Jemand hat diesen Text also vor seiner Annahme erhalten, ihn mit seinem Namen versehen und aufbewahrt. Was er davon hielt, wissen wir nicht. Doch bei einer mit 99,7 % verkündeten Abstimmung ist ein Arbeitsexemplar mit einer handschriftlichen Unterschrift genau das, was der Prozentsatz auslöscht: ein Mensch, in einem Augenblick, mit einem Text in den Händen.
Im Dezember 1989, wenige Wochen nach Schiwkows Sturz, schlägt das Zentralkomitee der Bulgarischen Kommunistischen Partei die Aufhebung des ersten Artikels der Verfassung von 1971 vor. Die leitende Kraft der Gesellschaft und des Staates zog sich selbst aus dem Text zurück, der sie verankerte.
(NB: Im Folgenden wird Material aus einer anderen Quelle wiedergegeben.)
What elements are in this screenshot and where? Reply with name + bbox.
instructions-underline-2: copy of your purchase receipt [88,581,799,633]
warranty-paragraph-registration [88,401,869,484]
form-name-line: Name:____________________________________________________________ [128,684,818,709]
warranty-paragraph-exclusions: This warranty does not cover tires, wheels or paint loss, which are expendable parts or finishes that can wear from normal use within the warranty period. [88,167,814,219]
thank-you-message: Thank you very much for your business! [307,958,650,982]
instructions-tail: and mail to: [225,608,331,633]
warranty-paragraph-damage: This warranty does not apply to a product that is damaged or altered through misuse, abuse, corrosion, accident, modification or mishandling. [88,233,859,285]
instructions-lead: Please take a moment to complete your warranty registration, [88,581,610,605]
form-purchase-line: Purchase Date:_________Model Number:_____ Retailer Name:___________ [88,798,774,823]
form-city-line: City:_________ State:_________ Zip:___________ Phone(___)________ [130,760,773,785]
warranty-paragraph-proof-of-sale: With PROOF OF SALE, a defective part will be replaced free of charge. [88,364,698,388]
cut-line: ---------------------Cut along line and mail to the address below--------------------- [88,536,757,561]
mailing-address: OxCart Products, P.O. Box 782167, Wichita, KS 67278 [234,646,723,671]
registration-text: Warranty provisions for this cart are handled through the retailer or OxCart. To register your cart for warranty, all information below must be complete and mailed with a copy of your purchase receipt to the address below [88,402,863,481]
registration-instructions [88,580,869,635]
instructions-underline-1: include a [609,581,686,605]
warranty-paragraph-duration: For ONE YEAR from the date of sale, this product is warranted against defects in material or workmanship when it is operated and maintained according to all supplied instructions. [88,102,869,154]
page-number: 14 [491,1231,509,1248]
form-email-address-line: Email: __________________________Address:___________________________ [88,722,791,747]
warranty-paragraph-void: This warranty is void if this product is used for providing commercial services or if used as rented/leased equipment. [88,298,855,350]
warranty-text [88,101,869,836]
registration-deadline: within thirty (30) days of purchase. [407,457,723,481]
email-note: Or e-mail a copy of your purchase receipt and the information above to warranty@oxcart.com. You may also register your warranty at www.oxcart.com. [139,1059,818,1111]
Quellengeprüfte Angaben: Verfassungsreferendum vom 16. Mai 1971, Ergebnis von 99,7 % Zustimmung bei einer Beteiligung von 99,7 %, sechs Millionen einhundertfünfunddreißigtausendzweihundertachtzehn Stimmen dafür und fünfzehntausendvierhundertsiebenundsiebzig dagegen; Parlamentswahlen vom 27. Juni 1971, Vaterländische Front als einzige zugelassene Organisation, Billigung aller Listen durch die Front, ein Bewerber je Wahlkreis, Verteilung von zweihundertachtundsechzig Kommunisten, einhundert Agrariern und zweiunddreißig Parteilosen auf vierhundert Sitze, Beteiligung von 99,85 % und eintausendvierhundertsiebenundachtzig Gegenstimmen; Inkrafttreten der Schiwkow-Verfassung am 18. Mai 1971 und ihre Aufhebung am 12. Juli 1991; Nutzung des Prager Frühlings als Vorwand zur Straffung der Kontrolle über die gesellschaftlichen Organisationen und zur erneuten Bekräftigung des demokratischen Zentralismus; erster Artikel, der die führende Rolle der Kommunistischen Partei als leitende Kraft der Gesellschaft und des Staates verankert; Schaffung des Staatsrats, Amtsantritt Schiwkows am 7. Juli 1971, Parteiführung seit 1954, Amt des Ministerpräsidenten von 1962 bis 1971, Abgang im November 1989; Ursprung der Vaterländischen Front in der Machtübernahme vom 9. September 1944 und Vorhandensein des Bulgarischen Agrarischen Volksbundes als Partner; Vorschlag zur Aufhebung des ersten Artikels durch das Zentralkomitee im Dezember 1989. Beruht auf der Betrachtung der abgebildeten Objekte: Datum und Titelseiteninhalt der Ausgabe von Otetschestwen Front vom 18. Mai 1981, die Bestimmung der Mitgliedskarte und des Abzeichens der Vaterländischen Front, das Ablesen des handschriftlichen Namens auf den Verfassungsentwürfen und die Bestimmung der Stücke des dreizehnten Kongresses. Beruht auf der Beschreibung der Objekte durch den Sammler: die Datierung der Verfassungen, des Programms und der Parteigeschichte, die Bestimmung des Prospekts zum neunten Kongress der Vaterländischen Front und die der Kongressfotografie, die der Sammler selbst als wahrscheinlich und nicht als gesichert kennzeichnet. Die konkreten Auswirkungen der Parteimitgliedschaft auf Laufbahnen, Studium und Reisen sind nach allgemeiner Kenntnis der Ostblockregime beschrieben und nicht nach einer hier herangezogenen bulgarischen Quelle.